Fino alla fine del 2021, per accedere alla Naspi diventa obsoleto il requisito di essere stati occupati per almeno 30 giorni nei 12 mesi che precedono la data in cui si è perso il lavoro. Lo chiarisce l’Inps in un recente messaggio. L’unico requisito per avere quest’agevolazione: la domanda deve essere approvata tra il 23 marzo (data di entrata in vigore del decreto Sostegni) e il 31 dicembre di quest’anno.

Facendo due calcoli, anche se l’Istituto non lo specifica, il beneficio dovrebbe essere valido per chi ha visto risolto il proprio rapporto di lavoro a partire dal 14 gennaio. Questo perché la decadenza per richiedere la Naspi ha un termine di 68 giorni dalla cessazione del rapporto. Quindi, tornando indietro dal 23 marzo – primo giorno indicato dall’Inps per avere la Naspi con l’attuale facilitazione – si arriva, appunto, al 14 gennaio.

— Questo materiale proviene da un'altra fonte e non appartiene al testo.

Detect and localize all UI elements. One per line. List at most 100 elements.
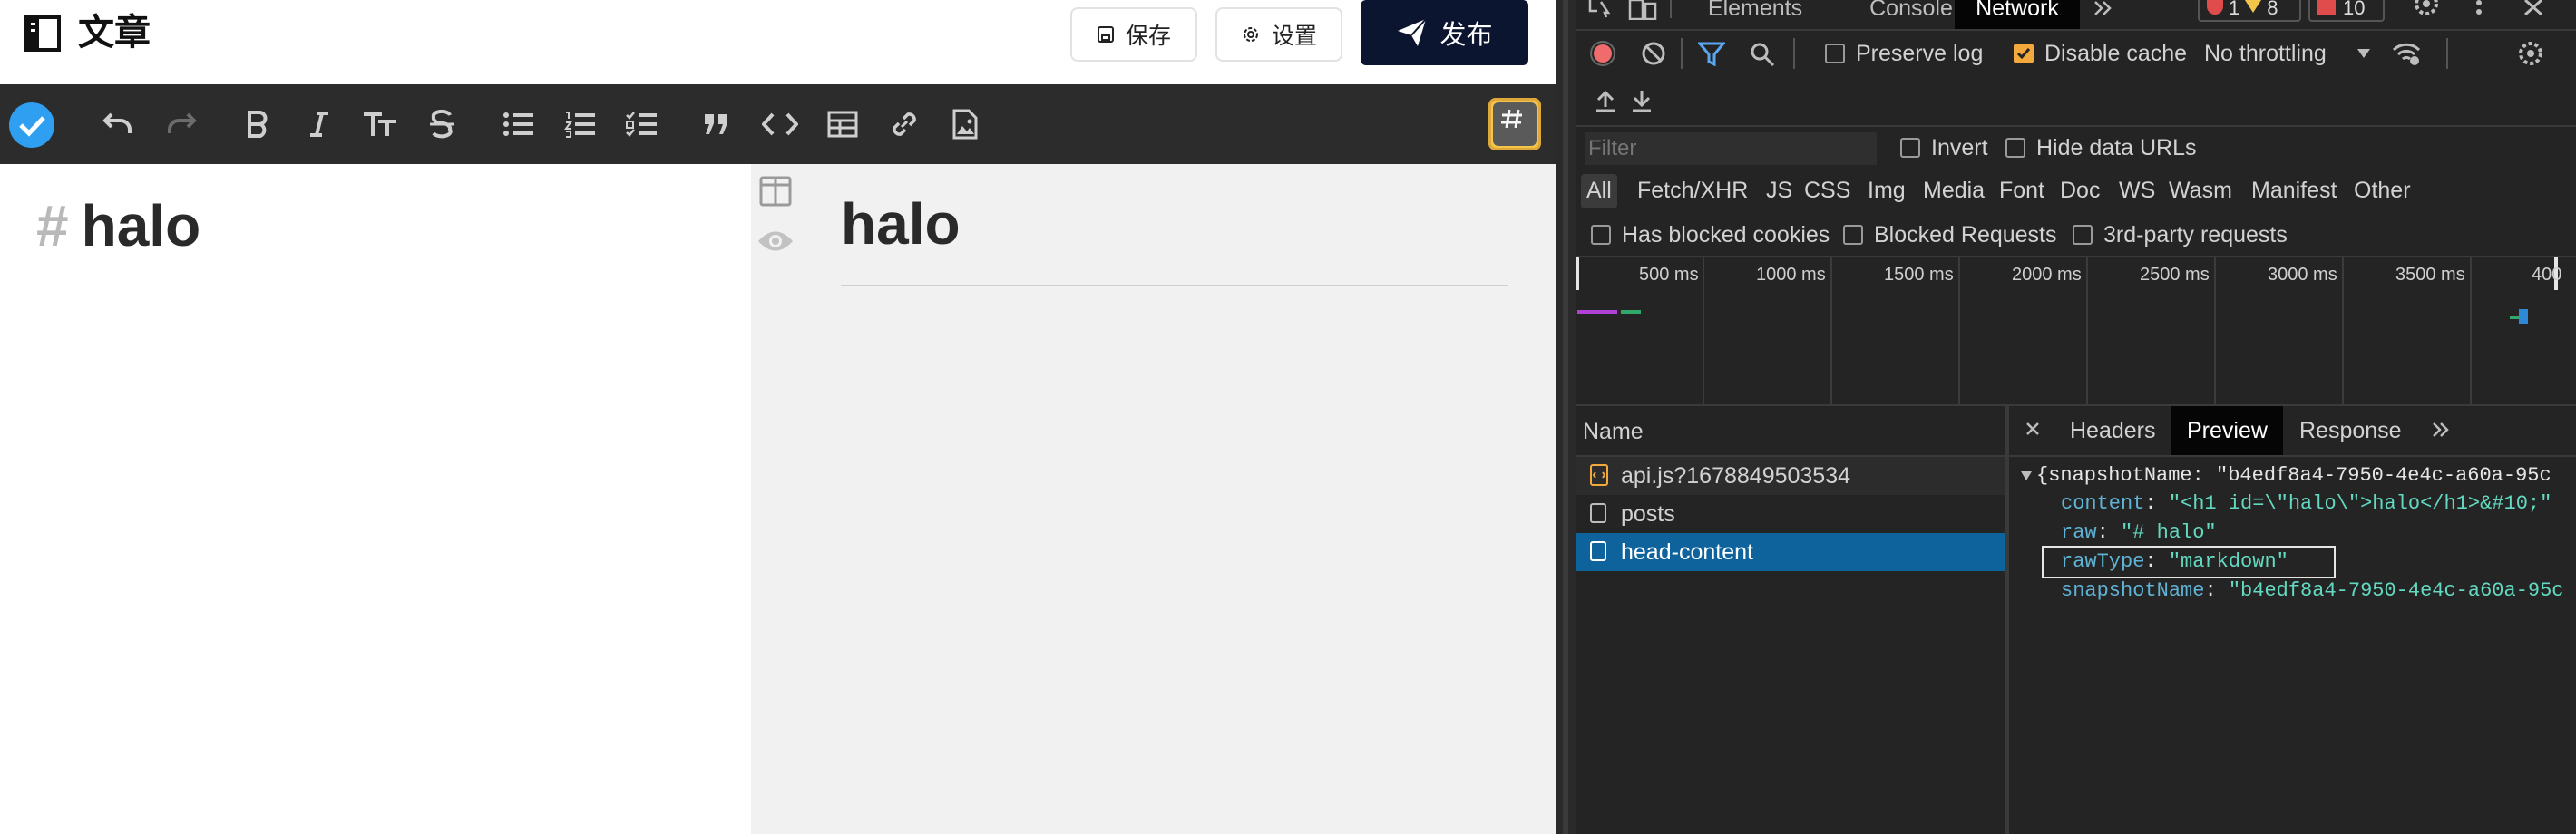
tab-network[interactable]: Network [1955, 0, 2080, 29]
invert-checkbox[interactable] [1900, 138, 1920, 158]
warning-icon [2245, 0, 2262, 13]
split-divider[interactable] [2005, 406, 2009, 834]
json-property-row[interactable]: content: "<h1 id=\"halo\">halo</h1>&#10;… [2061, 492, 2576, 515]
third-party-checkbox[interactable] [2073, 225, 2093, 245]
redo-icon[interactable] [161, 104, 201, 144]
throttling-select[interactable]: No throttling [2204, 41, 2327, 67]
link-icon[interactable] [884, 104, 924, 144]
type-filter-all[interactable]: All [1586, 178, 1612, 204]
publish-button[interactable]: 发布 [1361, 0, 1528, 65]
network-settings-gear-icon[interactable] [2517, 40, 2544, 67]
italic-icon[interactable] [299, 104, 339, 144]
device-toolbar-icon[interactable] [1628, 0, 1657, 20]
undo-icon[interactable] [98, 104, 138, 144]
record-icon[interactable] [1589, 40, 1616, 67]
json-value: "<h1 id=\"halo\">halo</h1>&#10;" [2168, 492, 2552, 515]
type-filter-manifest[interactable]: Manifest [2251, 178, 2337, 204]
import-har-icon[interactable] [1594, 89, 1617, 112]
task-list-icon[interactable] [622, 104, 662, 144]
inspect-element-icon[interactable] [1588, 0, 1615, 18]
panel-divider[interactable] [1556, 0, 1576, 834]
type-filter-ws[interactable]: WS [2119, 178, 2155, 204]
preserve-log-checkbox[interactable] [1825, 44, 1845, 63]
save-label: 保存 [1125, 23, 1171, 49]
tab-elements[interactable]: Elements [1687, 0, 1823, 29]
save-button[interactable]: 保存 [1070, 7, 1197, 62]
blocked-cookies-label: Has blocked cookies [1622, 222, 1830, 247]
quote-icon[interactable] [697, 104, 737, 144]
timeline-tick: 1500 ms [1884, 265, 1954, 285]
blocked-requests-checkbox[interactable] [1843, 225, 1863, 245]
settings-button[interactable]: 设置 [1215, 7, 1342, 62]
type-filter-img[interactable]: Img [1868, 178, 1906, 204]
table-icon[interactable] [823, 104, 863, 144]
export-har-icon[interactable] [1630, 89, 1654, 112]
timeline-tick: 2000 ms [2012, 265, 2082, 285]
name-column-header[interactable]: Name [1583, 419, 1644, 445]
toolbar-separator [1681, 38, 1683, 69]
blocked-cookies-checkbox[interactable] [1591, 225, 1611, 245]
more-tabs-icon[interactable] [2093, 0, 2114, 16]
hide-data-urls-checkbox[interactable] [2005, 138, 2025, 158]
issues-count-badge[interactable]: 10 [2308, 0, 2385, 22]
sidebar-toggle-icon[interactable] [24, 15, 62, 53]
tab-response[interactable]: Response [2299, 418, 2402, 444]
type-filter-css[interactable]: CSS [1804, 178, 1850, 204]
editor-app: 文章 保存 设置 发布 # halo halo [0, 0, 1556, 834]
json-property-row[interactable]: snapshotName: "b4edf8a4-7950-4e4c-a60a-9… [2061, 579, 2576, 602]
detail-tabs-border [2009, 455, 2576, 457]
expand-triangle-icon[interactable] [2020, 470, 2033, 481]
type-filter-font[interactable]: Font [1999, 178, 2044, 204]
eye-icon[interactable] [756, 228, 795, 255]
grid-line [2342, 257, 2344, 404]
close-devtools-icon[interactable] [2523, 0, 2545, 16]
clear-icon[interactable] [1641, 41, 1666, 66]
chevron-down-icon[interactable] [2356, 47, 2372, 60]
disable-cache-checkbox[interactable] [2014, 44, 2034, 63]
search-icon[interactable] [1750, 42, 1775, 67]
timeline-tick: 400 [2532, 265, 2562, 285]
type-filter-other[interactable]: Other [2354, 178, 2411, 204]
timeline-handle-left[interactable] [1576, 257, 1579, 290]
tab-preview[interactable]: Preview [2187, 418, 2268, 444]
settings-gear-icon[interactable] [2415, 0, 2438, 16]
error-count-badge[interactable]: 1 8 [2198, 0, 2301, 22]
json-root-summary[interactable]: {snapshotName: "b4edf8a4-7950-4e4c-a60a-… [2036, 464, 2576, 487]
bullet-list-icon[interactable] [499, 104, 539, 144]
top-bar: 文章 保存 设置 发布 [0, 0, 1556, 84]
check-circle-icon[interactable] [8, 102, 55, 149]
json-property-row[interactable]: rawType: "markdown" [2061, 550, 2288, 573]
timeline-tick: 500 ms [1639, 265, 1699, 285]
send-icon [1396, 17, 1429, 48]
save-icon [1097, 25, 1115, 44]
type-filter-fetch-xhr[interactable]: Fetch/XHR [1637, 178, 1748, 204]
heading-icon[interactable] [360, 104, 400, 144]
request-name: api.js?1678849503534 [1621, 463, 1851, 489]
kebab-menu-icon[interactable] [2475, 0, 2483, 18]
bold-icon[interactable] [238, 104, 278, 144]
ordered-list-icon[interactable] [561, 104, 600, 144]
toolbar-separator [2446, 38, 2448, 69]
filter-icon[interactable] [1698, 42, 1725, 67]
markdown-hash-toggle-icon[interactable] [1488, 98, 1541, 150]
type-filter-wasm[interactable]: Wasm [2169, 178, 2232, 204]
strikethrough-icon[interactable] [422, 104, 462, 144]
editor-line-1[interactable]: # halo [36, 189, 200, 262]
type-filter-media[interactable]: Media [1923, 178, 1985, 204]
script-file-icon [1590, 464, 1608, 486]
json-key: snapshotName [2061, 579, 2205, 602]
close-detail-icon[interactable] [2025, 421, 2041, 437]
network-conditions-icon[interactable] [2392, 41, 2423, 66]
tab-headers[interactable]: Headers [2070, 418, 2156, 444]
filter-input[interactable] [1585, 132, 1877, 165]
more-detail-tabs-icon[interactable] [2431, 422, 2451, 438]
code-icon[interactable] [760, 104, 800, 144]
split-view-icon[interactable] [759, 176, 792, 207]
json-property-row[interactable]: raw: "# halo" [2061, 521, 2217, 544]
type-filter-js[interactable]: JS [1766, 178, 1792, 204]
grid-line [1830, 257, 1832, 404]
type-filter-doc[interactable]: Doc [2060, 178, 2100, 204]
markdown-preview: halo [751, 164, 1556, 834]
markdown-editor[interactable]: # halo [0, 164, 751, 834]
image-icon[interactable] [945, 104, 985, 144]
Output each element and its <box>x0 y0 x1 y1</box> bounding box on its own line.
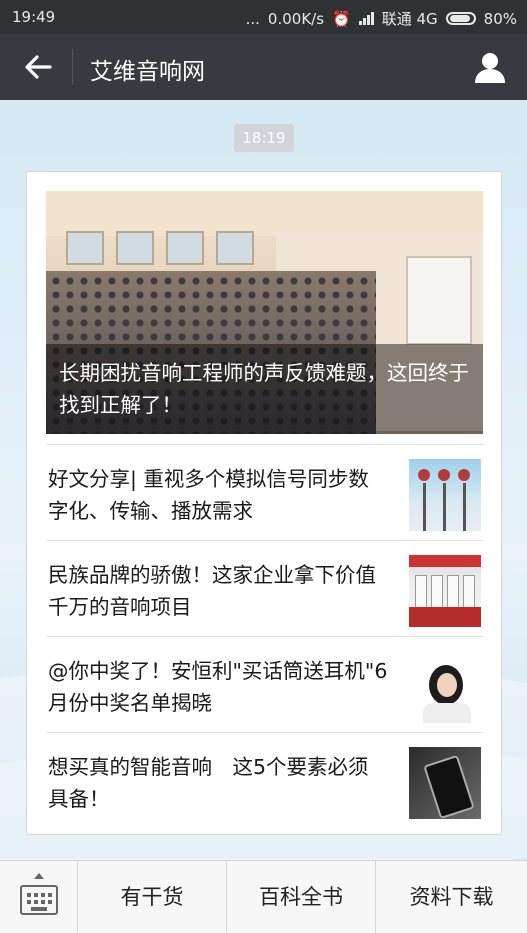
carrier-label: 联通 4G <box>381 10 438 28</box>
list-item-title: 想买真的智能音响 这5个要素必须具备！ <box>48 755 369 811</box>
alarm-icon: ⏰ <box>332 9 351 28</box>
header-divider <box>72 49 73 85</box>
title-bar: 艾维音响网 <box>0 34 527 100</box>
status-right: ... 0.00K/s ⏰ 联通 4G 80% <box>246 8 517 29</box>
list-item-thumbnail <box>409 747 481 819</box>
list-item-thumbnail <box>409 651 481 723</box>
list-item[interactable]: 民族品牌的骄傲！这家企业拿下价值千万的音响项目 <box>46 540 483 637</box>
list-item-title: 民族品牌的骄傲！这家企业拿下价值千万的音响项目 <box>48 563 376 619</box>
list-item-thumbnail <box>409 459 481 531</box>
list-item[interactable]: 好文分享| 重视多个模拟信号同步数字化、传输、播放需求 <box>46 444 483 541</box>
back-arrow-icon[interactable] <box>22 51 54 83</box>
list-item-thumbnail <box>409 555 481 627</box>
list-item-title: 好文分享| 重视多个模拟信号同步数字化、传输、播放需求 <box>48 467 369 523</box>
more-dots-icon: ... <box>245 9 260 28</box>
status-time: 19:49 <box>12 8 56 26</box>
page-title: 艾维音响网 <box>90 59 205 85</box>
message-timestamp: 18:19 <box>234 124 294 152</box>
keyboard-icon <box>20 885 58 915</box>
hero-title: 长期困扰音响工程师的声反馈难题，这回终于找到正解了！ <box>59 361 469 417</box>
list-item[interactable]: @你中奖了！安恒利"买话筒送耳机"6月份中奖名单揭晓 <box>46 636 483 733</box>
person-icon[interactable] <box>473 50 507 84</box>
status-bar: 19:49 ... 0.00K/s ⏰ 联通 4G 80% <box>0 0 527 34</box>
hero-article[interactable]: 长期困扰音响工程师的声反馈难题，这回终于找到正解了！ <box>46 191 483 434</box>
list-item[interactable]: 想买真的智能音响 这5个要素必须具备！ <box>46 732 483 829</box>
menu-item-useful[interactable]: 有干货 <box>78 861 227 933</box>
menu-item-downloads[interactable]: 资料下载 <box>376 861 527 933</box>
network-speed: 0.00K/s <box>267 9 325 28</box>
menu-item-encyclopedia[interactable]: 百科全书 <box>227 861 376 933</box>
bottom-menu: 有干货 百科全书 资料下载 <box>0 860 527 933</box>
battery-icon <box>445 12 476 25</box>
list-item-title: @你中奖了！安恒利"买话筒送耳机"6月份中奖名单揭晓 <box>48 659 388 715</box>
article-card[interactable]: 长期困扰音响工程师的声反馈难题，这回终于找到正解了！ 好文分享| 重视多个模拟信… <box>26 171 502 835</box>
chevron-up-icon <box>34 873 44 879</box>
battery-percent: 80% <box>483 9 517 28</box>
keyboard-toggle-button[interactable] <box>0 861 78 933</box>
signal-icon <box>358 12 374 25</box>
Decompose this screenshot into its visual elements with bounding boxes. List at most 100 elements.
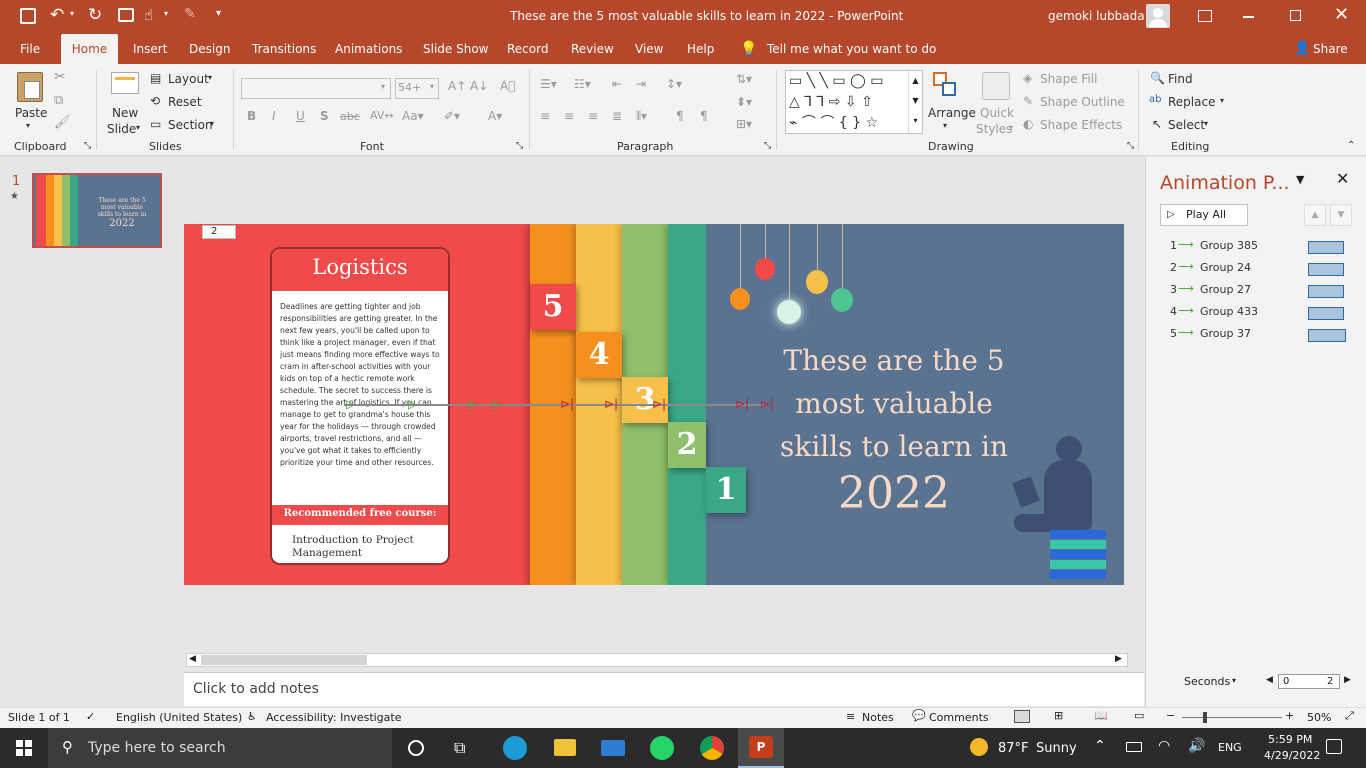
anim-timing-bar[interactable] xyxy=(1308,285,1344,298)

Restano, comunque, gli altri due requisiti per poter richiedere il trattamento, ovvero lo stato di disoccupazione e la necessità di aver maturato almeno 13 settimane di contributi nei 4 anni precedenti lo stato di disoccupazione. Inoltre, la Naspi può essere richiesta da chi si è dimesso per giusta causa o da chi ha perso il lavoro in modo involontario. Ma anche da chi ha firmato un accordo con l’azienda che prevede la risoluzione del rapporto con la procedura della conciliazione.

Ora, con quest’agevolazione ed in presenza dei citati requisiti, la Naspi verrà pagata anche a chi non ha lavorato almeno 30 giorni nei 12 mesi che precedono la cessazione del rapporto di lavoro.

Lo stesso messaggio dell’Inps chiarisce altri benefici introdotti dal decreto Ristori. In particolare, per quanto riguarda l’una tantum di 2.400 euro per chi ha già beneficiato di precedenti indennità Covid concesse dal decreto Ristori, verrà erogata senza dover presentare una nuova domanda a:

  • lavoratori stagionali e somministrati nei settori del turismo e degli stabilimenti termali;
  • stagionali di settori diversi da quelli appena citati;
  • lavoratori intermittenti;
  • autonomi occasionali;
  • venditori a domicilio;
  • lavoratori a termine dei settori del turismo e degli stabilimenti termali;
  • lavoratori dello spettacolo.

Per le citate categorie che non hanno beneficiato delle indennità Covid nel decreto Ristori è prevista anche un’una tantum di 2.400 euro con queste novità:

  • vengono inseriti tra i beneficiari i somministrati presso aziende utilizzatrici di settori diversi da turismo e stabilimenti termali. Finora, non beneficiavano delle indennità Covid;
  • per i lavoratori dello spettacolo, la soglia di reddito per avere diritto all’indennità con almeno sette contributi giornalieri o almeno 30 giornate di contributi è stata elevata a 75mila euro.